KNOXVILLE, Tenn. (WATE) — With millions of people out of work due to the pandemic, scammers are targeting job seekers and many of those who fall victim end up providing the scammers with personal information.

We often report that people over 65 are most vulnerable to being conned, but it’s younger people who are more likely to fall victim to work scams. There are a number of scams aimed at those seeking jobs, many involve identity theft and payments using fake checks. The contact is primarily made by either email or text message. Victims report that they have applied for several jobs online, and often believe the contact is a result of those online efforts.

The Better Business Bureau reports that an estimated 14 million people are exposed to employment scams every year, the average loss is $1,000, and $2 billion is lost annually nationwide. In East Tennessee, more than 7,000 scams have been reported according to BBB.

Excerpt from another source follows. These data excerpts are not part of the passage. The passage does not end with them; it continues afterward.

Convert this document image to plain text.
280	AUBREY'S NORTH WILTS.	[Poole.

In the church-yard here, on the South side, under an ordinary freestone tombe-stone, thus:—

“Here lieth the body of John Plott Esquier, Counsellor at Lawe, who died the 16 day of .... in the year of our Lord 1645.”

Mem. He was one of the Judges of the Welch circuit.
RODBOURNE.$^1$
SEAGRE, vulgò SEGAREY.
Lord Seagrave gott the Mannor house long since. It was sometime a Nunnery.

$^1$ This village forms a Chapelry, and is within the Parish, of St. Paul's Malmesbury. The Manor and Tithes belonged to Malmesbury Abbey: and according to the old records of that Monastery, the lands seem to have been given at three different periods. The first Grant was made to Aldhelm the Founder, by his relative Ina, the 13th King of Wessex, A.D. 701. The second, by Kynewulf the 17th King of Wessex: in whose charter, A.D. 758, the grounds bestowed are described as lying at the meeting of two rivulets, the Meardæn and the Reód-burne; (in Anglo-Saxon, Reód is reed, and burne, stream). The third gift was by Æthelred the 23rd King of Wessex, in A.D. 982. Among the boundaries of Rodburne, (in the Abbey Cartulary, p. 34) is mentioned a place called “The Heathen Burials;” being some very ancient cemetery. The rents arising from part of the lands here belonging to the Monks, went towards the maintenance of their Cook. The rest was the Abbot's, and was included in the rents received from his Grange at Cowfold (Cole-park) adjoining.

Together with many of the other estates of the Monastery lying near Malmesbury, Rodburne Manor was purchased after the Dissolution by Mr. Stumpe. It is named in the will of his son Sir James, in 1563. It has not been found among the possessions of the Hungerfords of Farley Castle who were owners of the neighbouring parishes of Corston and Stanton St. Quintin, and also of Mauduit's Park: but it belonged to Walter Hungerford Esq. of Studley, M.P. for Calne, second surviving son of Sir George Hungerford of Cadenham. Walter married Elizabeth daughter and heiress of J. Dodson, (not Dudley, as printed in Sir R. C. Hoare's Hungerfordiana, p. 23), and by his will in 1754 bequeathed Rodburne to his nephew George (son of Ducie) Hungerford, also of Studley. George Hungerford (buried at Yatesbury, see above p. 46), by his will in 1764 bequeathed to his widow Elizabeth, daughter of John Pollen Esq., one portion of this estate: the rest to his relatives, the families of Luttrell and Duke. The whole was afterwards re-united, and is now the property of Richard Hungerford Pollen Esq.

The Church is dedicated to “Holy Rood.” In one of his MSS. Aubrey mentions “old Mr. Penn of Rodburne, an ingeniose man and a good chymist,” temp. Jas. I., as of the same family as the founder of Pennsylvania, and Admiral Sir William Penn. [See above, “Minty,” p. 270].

“This is a Facebook, they got a Facebook ad, a 9 to 5 job, that says they can make over 10-thousand dollars a month. They ended up losing 98-hundred dollars,” said Tony Binkley with BBB. “So, if you see a job offer the best this to do is go to the company’s website and confirm that that job offer is real. Even some of the most famous job sites that are out there, Indeed, and things like that are reporting a lot of scams from their sites. So, you just have to make sure this job is real before you start giving out personal information.”

A recent study found that women accounted for 66.7% of job scam complaints. The age group most targeted at 28% are those between 25 and 34, 22% are age 35 to 44 and 17% are between 18 and 24.

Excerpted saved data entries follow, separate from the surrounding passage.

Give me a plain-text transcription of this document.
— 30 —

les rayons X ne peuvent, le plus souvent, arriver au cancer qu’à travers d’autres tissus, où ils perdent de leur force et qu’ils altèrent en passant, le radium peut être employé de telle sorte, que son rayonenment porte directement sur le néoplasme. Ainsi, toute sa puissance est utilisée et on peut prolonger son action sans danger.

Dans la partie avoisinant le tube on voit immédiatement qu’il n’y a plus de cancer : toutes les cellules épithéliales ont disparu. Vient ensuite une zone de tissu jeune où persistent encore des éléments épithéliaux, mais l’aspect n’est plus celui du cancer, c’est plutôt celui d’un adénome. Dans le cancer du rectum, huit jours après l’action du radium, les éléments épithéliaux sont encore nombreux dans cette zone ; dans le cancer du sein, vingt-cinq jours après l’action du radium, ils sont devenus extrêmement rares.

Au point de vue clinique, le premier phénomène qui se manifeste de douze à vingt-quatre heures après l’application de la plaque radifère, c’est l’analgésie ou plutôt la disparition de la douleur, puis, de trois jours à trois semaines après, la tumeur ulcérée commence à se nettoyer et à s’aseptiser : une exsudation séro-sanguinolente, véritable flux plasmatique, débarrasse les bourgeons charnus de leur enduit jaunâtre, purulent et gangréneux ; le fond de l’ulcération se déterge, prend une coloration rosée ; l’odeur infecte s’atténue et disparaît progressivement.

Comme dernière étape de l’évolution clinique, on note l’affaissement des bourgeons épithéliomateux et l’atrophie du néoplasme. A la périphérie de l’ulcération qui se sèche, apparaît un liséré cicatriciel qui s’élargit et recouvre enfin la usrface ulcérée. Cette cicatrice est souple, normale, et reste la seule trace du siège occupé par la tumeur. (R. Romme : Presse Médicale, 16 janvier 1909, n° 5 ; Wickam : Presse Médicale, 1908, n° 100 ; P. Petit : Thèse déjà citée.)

“Studies show that 30% of the people, sometimes as high as 50%, give out their driver’s license and social security numbers to people they don’t even know. That’s all they want (the scammers). If they get that, they get access to your account,” said Binkley.

The BBB uses a site called Scam Tracker to collect information on scams. You can also report a scam on the website.

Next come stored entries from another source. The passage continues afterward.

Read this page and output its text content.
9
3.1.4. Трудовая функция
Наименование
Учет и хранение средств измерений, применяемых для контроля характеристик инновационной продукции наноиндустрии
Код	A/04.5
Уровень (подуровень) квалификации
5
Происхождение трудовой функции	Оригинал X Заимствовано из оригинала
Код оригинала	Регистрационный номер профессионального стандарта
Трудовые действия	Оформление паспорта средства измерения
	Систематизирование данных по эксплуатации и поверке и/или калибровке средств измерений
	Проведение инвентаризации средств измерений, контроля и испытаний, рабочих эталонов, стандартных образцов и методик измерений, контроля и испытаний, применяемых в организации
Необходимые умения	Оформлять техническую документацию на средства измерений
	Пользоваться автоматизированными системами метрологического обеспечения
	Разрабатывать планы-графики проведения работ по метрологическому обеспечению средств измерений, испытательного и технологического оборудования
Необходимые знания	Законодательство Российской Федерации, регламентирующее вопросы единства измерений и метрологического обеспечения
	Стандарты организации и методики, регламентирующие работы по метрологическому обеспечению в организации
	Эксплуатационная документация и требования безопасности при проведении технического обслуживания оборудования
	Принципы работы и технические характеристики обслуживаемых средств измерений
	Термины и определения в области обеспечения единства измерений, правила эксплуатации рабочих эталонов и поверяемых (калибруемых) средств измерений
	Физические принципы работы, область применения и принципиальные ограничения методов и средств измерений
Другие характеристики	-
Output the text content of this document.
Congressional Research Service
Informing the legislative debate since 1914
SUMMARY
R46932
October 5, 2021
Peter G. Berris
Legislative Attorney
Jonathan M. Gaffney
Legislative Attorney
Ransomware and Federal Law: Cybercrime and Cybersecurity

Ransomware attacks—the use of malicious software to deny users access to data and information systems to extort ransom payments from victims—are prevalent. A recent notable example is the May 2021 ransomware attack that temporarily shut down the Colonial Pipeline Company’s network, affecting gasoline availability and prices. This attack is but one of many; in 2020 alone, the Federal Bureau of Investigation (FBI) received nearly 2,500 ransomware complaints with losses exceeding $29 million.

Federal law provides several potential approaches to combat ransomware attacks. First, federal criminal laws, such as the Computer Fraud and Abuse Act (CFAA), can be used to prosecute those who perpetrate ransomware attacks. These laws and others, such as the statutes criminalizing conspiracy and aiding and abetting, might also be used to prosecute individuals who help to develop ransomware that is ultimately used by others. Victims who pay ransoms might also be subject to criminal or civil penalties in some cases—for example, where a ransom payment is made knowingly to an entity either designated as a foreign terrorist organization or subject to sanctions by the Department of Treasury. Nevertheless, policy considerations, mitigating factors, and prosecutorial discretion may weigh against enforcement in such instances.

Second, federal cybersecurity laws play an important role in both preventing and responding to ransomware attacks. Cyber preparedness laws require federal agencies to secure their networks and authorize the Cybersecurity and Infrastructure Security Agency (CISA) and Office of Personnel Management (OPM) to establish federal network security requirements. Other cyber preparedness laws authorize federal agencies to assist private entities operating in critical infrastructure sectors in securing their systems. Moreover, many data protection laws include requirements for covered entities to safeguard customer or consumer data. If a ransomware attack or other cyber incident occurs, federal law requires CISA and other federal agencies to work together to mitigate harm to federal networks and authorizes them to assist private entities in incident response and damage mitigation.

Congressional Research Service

“A lot of this stuff truly is organized crime. It is organized crime from West Africa, it’s been well documented. This is real stuff. It is not somebody just trying to get a few hundred dollars, this is an organization this is trying to get thousands of dollars from you,” said Binkley.

In the BBB report, the largest number of victims believed that they were being hired by some of the countries biggest companies like Walmart or Amazon. Amazon states it has warnings about job scams using its name. Amazon says it posts all job opportunities at Amazon Jobs and does not require anyone to purchase equipment or pay initiation fees.

Walmart reports that all jobs it has available can be checked out at its website and advises any job seeker to only trust emails that are from If you are suspicious of an online job offer, go to either Google or visit Scam Tracker to check it out.